The tradition of transporting the Olympic torch from Mt. Olympia to the Olympic Stadium via relay was inaugurated at the Eleventh Modern Olympiad, more commonly known as the 1936 Berlin Olympics, and under the watchful eyes of Adolf Hitler and the German Third Reich. Needless to say, there was no question that the spectacle, captured by Leni Riefenstahl in her documentary Olympia, served an explicit political purpose; and equally certain, there were no dissenters present at the event (or at least visible to the cameras that captured the occasion for posterity). Any discussion of the recent protests for human rights surrounding the relay of the torch to Beijing for the Twenty-ninth Modern Olympiad needs to begin by remembering the origins of the tradition.
China’s record of human rights violations have been featured in western photojournalistic venues recently, oscillating between images of the often brutal oppression of Tibetans and images of protesters around the world urging a boycott of the Beijing Olympics. And, of course, photographs of protesters challenging the Olympic relay have been especially prominent.
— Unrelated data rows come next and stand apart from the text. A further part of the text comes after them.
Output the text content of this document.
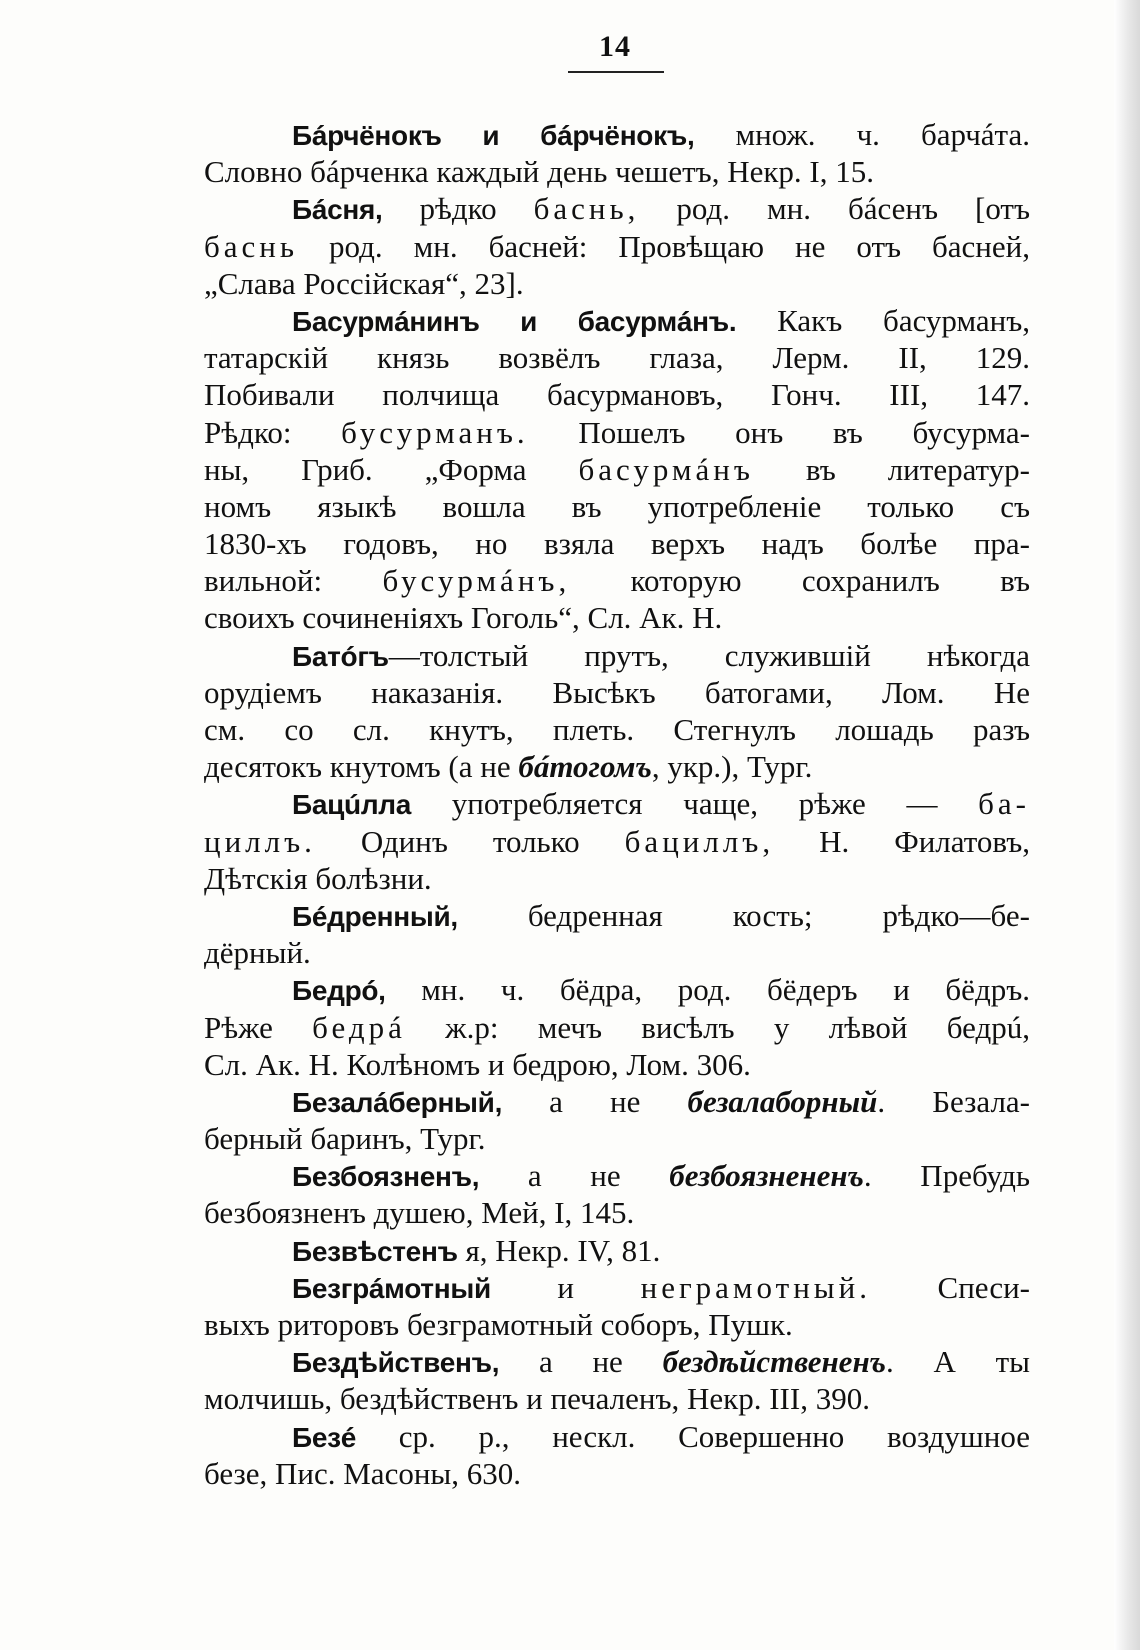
14
Бáрчёнокъ и бáрчёнокъ, множ. ч. барчáта.
Словно бáрченка каждый день чешетъ, Некр. I, 15.
Бáсня, рѣдко баснь, род. мн. бáсенъ [отъ
баснь род. мн. басней: Провѣщаю не отъ басней,
„Слава Россійская“, 23].
Басурмáнинъ и басурмáнъ. Какъ басурманъ,
татарскій князь возвёлъ глаза, Лерм. II, 129.
Побивали полчища басурмановъ, Гонч. III, 147.
Рѣдко: бусурманъ. Пошелъ онъ въ бусурма-
ны, Гриб. „Форма басурмáнъ въ литератур-
номъ языкѣ вошла въ употребленіе только съ
1830-хъ годовъ, но взяла верхъ надъ болѣе пра-
вильной: бусурмáнъ, которую сохранилъ въ
своихъ сочиненіяхъ Гоголь“, Сл. Ак. Н.
Батóгъ—толстый прутъ, служившій нѣкогда
орудіемъ наказанія. Высѣкъ батогами, Лом. Не
см. со сл. кнутъ, плеть. Стегнулъ лошадь разъ
десятокъ кнутомъ (а не бáтогомъ, укр.), Тург.
Бацúлла употребляется чаще, рѣже — ба-
циллъ. Одинъ только бациллъ, Н. Филатовъ,
Дѣтскія болѣзни.
Бéдренный, бедренная кость; рѣдко—бе-
дёрный.
Бедрó, мн. ч. бёдра, род. бёдеръ и бёдръ.
Рѣже бедрá ж.р: мечъ висѣлъ у лѣвой бедрú,
Сл. Ак. Н. Колѣномъ и бедрою, Лом. 306.
Безалáберный, а не безалаборный. Безала-
берный баринъ, Тург.
Безбоязненъ, а не безбоязнененъ. Пребудь
безбоязненъ душею, Мей, I, 145.
Безвѣстенъ я, Некр. IV, 81.
Безгрáмотный и неграмотный. Спеси-
выхъ риторовъ безграмотный соборъ, Пушк.
Бездѣйственъ, а не бездѣйствененъ. А ты
молчишь, бездѣйственъ и печаленъ, Некр. III, 390.
Безé ср. р., нескл. Совершенно воздушное
безе, Пис. Масоны, 630.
The photograph below, however, is somewhat unique amongst such images and in its own way it is a provocative allegory for the problem that China and the International Olympic Committee face.
What we are looking at is the route that the Olympic torch was to take in New Delhi along Prakash Vir Shastri Avenue, the major boulevard that runs throughout most of the city and eventually passes Rashtrapati Bhavan, the palace and official residence of the President of India, seen here in the upper right hand corner of the photograph. Shot from on high and at a distance, the image situates the viewer as a spectator looking down upon the scene, but apparently not part of it. The wide angle underscores the fact that we are in a public space as it captures a major intersection in the road; the sharp contrast of shadow and light draws our attention away from the buildings on either side of the avenue to the width of the boulevard and the vectors that divide and guide the street traffic. According to the caption that accompanied the picture in the NYT, the people standing in the street are “officials wait[ing] for the torch … along a boulevard purged of spectators.”
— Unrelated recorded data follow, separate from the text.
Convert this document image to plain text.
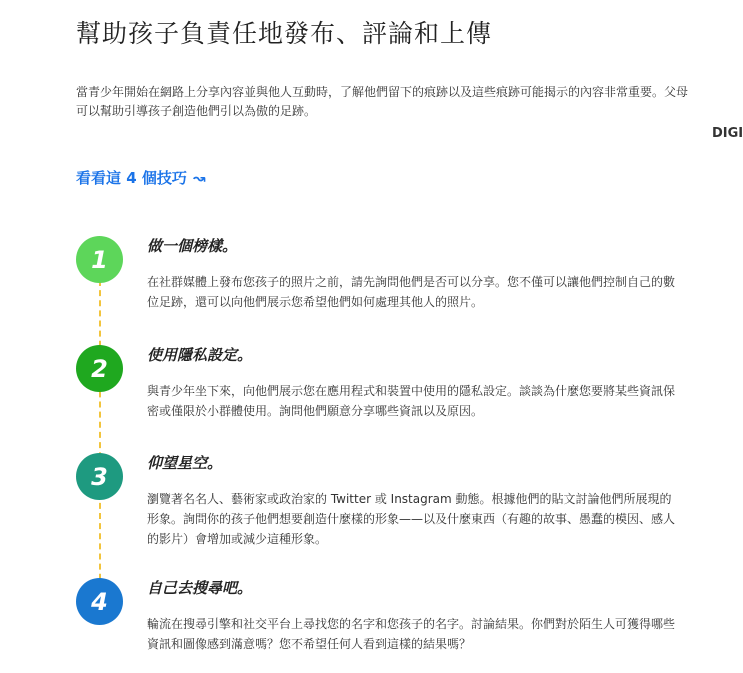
幫助孩子負責任地發布、評論和上傳
當青少年開始在網路上分享內容並與他人互動時，了解他們留下的痕跡以及這些痕跡可能揭示的內容非常重要。父母可以幫助引導孩子創造他們引以為傲的足跡。
DIGI
看看這 4 個技巧 ↝
1	做一個榜樣。

在社群媒體上發布您孩子的照片之前，請先詢問他們是否可以分享。您不僅可以讓他們控制自己的數位足跡，還可以向他們展示您希望他們如何處理其他人的照片。

2	使用隱私設定。

與青少年坐下來，向他們展示您在應用程式和裝置中使用的隱私設定。談談為什麼您要將某些資訊保密或僅限於小群體使用。詢問他們願意分享哪些資訊以及原因。

3	仰望星空。

瀏覽著名名人、藝術家或政治家的 Twitter 或 Instagram 動態。根據他們的貼文討論他們所展現的形象。詢問你的孩子他們想要創造什麼樣的形象——以及什麼東西（有趣的故事、愚蠢的模因、感人的影片）會增加或減少這種形象。

4	自己去搜尋吧。

輪流在搜尋引擎和社交平台上尋找您的名字和您孩子的名字。討論結果。你們對於陌生人可獲得哪些資訊和圖像感到滿意嗎？您不希望任何人看到這樣的結果嗎？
The Olympic relay is designed as a spectacle, its ostensible purpose being to generate visible and worldwide enthusiasm for the pageantry and athletic events soon to follow. But, of course, a spectacle needs spectators, and here, the caption tells us, they have been “purged.” The choice of words is ominous, as is a midday image of a major boulevard in a major city absent any sign of its people. India is a democratic republic with a constitution that guarantees its citizens a wide range of civil rights, including freedom of speech and expression and the freedom of peaceful assembly. The dissent that is the product of such rights is essential to a vital democratic polity, but here apparently, the simple fear of anti-Chinese protests was enough to keep the public—supporters and dissenters alike— far enough away from the event so as to avoid “marr[ing] its appearance.” The irony is that in the process the Olympic relay in New Delhi was made into something of a caricature of itself. Designed to silence those who would urge a boycott on the Olympics, the photograph shows us what the effect of such a boycott might actually be: a spectacle without spectators.
From a slightly different vantage point, however, the photograph reinvests the viewer with a certain moral force, for while the framing distances us from the scene, it also nevertheless positions us as witnesses to a “purging.” And in this context it calls to mind the iconic photograph of the lone individual standing down a row of tanks in Tiananmen Square, shot on a similar public thoroughfare and from a comparable vantage. The difference, of course, is that the earlier photograph featured the liberal individual by his heroic presence, and here we are confronted with a democratic people by their forced and pronounced absence. What we need to remember is that in the end a functioning liberal-democracy requires both in some measure of equipoise and that we can never—not ever—let the fear of dissent compromise our commitment to either lest we destroy what we intended to save in the first place.